When the reporter contacted Mr. Junbish by telephone, he confirmed that the Facebook account was his own, but he then claimed that it had been hacked by someone else who sent the abusive messages.
The Afghan entrepreneur Hamid Samar this year came up with the idea of starting a television station, Zan TV, pitched at millennials. All of the on-air personalities, newscasters and producers are young women, 35 to 40 of them, with far fewer men behind the scenes (although they are the ones in charge). Some American officials enthusiastically praised the idea, and the station is seeking American funding.
Within only a few months, however, rumors began to circulate that many women were complaining of sexual harassment at the station, and there was a wave of resignations, according to two women who said they were among those who quit because of that. They were interviewed in the past week on the condition of anonymity because they feared being unable to find another job if they spoke out.
Mr. Hamid, the owner, said sexual harassment was not tolerated at Zan TV. “Zan TV is a safe place for women,” he said. “Families trust us and send their daughters outside to work for us, and we never break their hearts.”

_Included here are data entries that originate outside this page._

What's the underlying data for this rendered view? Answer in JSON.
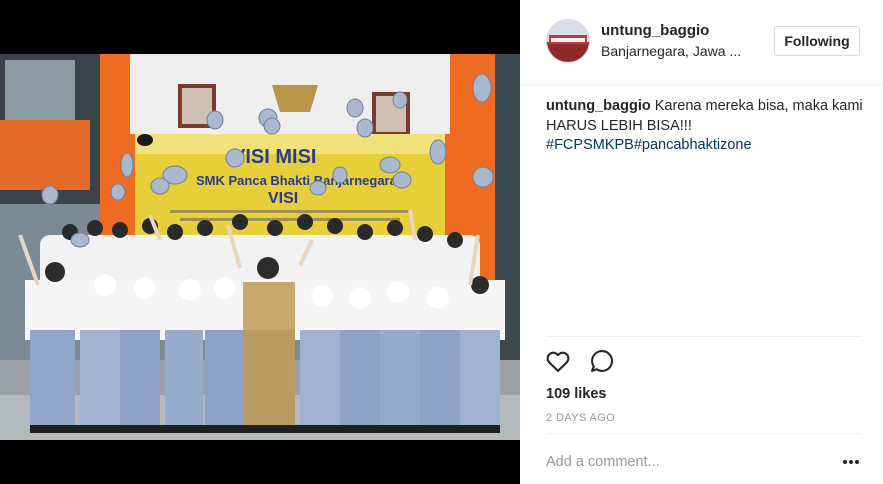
{
  "post": {
    "photo_description": "photo-students-throwing-caps",
    "banner_title": "VISI MISI",
    "banner_subtitle": "SMK Panca Bhakti Banjarnegara",
    "banner_vis": "VISI"
  },
  "header": {
    "username": "untung_baggio",
    "location": "Banjarnegara, Jawa ...",
    "follow_label": "Following"
  },
  "caption": {
    "username": "untung_baggio",
    "text": " Karena mereka bisa, maka kami HARUS LEBIH BISA!!! ",
    "hashtags": "#FCPSMKPB#pancabhaktizone"
  },
  "actions": {
    "like_icon": "heart-icon",
    "comment_icon": "comment-icon"
  },
  "likes": "109 likes",
  "time": "2 DAYS AGO",
  "comment": {
    "placeholder": "Add a comment..."
  },
  "more_icon": "more-options-icon",
  "colors": {
    "link": "#003569",
    "text": "#262626",
    "muted": "#999999",
    "divider": "#efefef",
    "uniform_top": "#f4f4f4",
    "uniform_bottom": "#8fa3c4"
  }
}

Sulieman Samar, the public relations coordinator for Zan TV, and a brother of the owner, denied that there had been any resignations over harassment. “Everyone who works here signs contracts promising not to sexually harass anyone,” he said. “Sexual harassment is wrong.”
In one of the country’s most outrageous cases, last month, an Afghan air force colonel was accused of demanding sex from a subordinate. The woman secretly videotaped his assault on her, with his face and identity clear. Posted on Facebook anonymously, that video and a more explicit second one went viral in Afghanistan.
Maj. Gen. Dawlat Waziri, the spokesman for the defense ministry, said that Col. Ghulam Rasoul Laghmani had been detained and was under investigation, but so far no one has formally accused him of harassment. General Waziri said the authorities had been unable to find the woman, whose identity in the video is unclear.
The Afghan government has made some efforts to combat sexual harassment, which is widely seen as one of the main reasons the country has never been able to meet its goals to recruit female police officers and soldiers, who are still less than 1 percent of the security forces.
Recently, the Ministries of Interior and Communications jointly set up hotlines to report sexual harassment, with separate numbers for women (989) and men (999). Since the interior ministry is in charge of the police, many assumed the hotlines were for reporting problems with police officers.
A woman who answered the 989 number said that was not their role; they handle only phone harassment cases of the heavy-breathing type. “If a policeman harasses you,” the hotline operator said, “you should slap him, or ask other women to slap him. We can’t help you.”
Fahim Abed and Najim Rahim contributed reporting.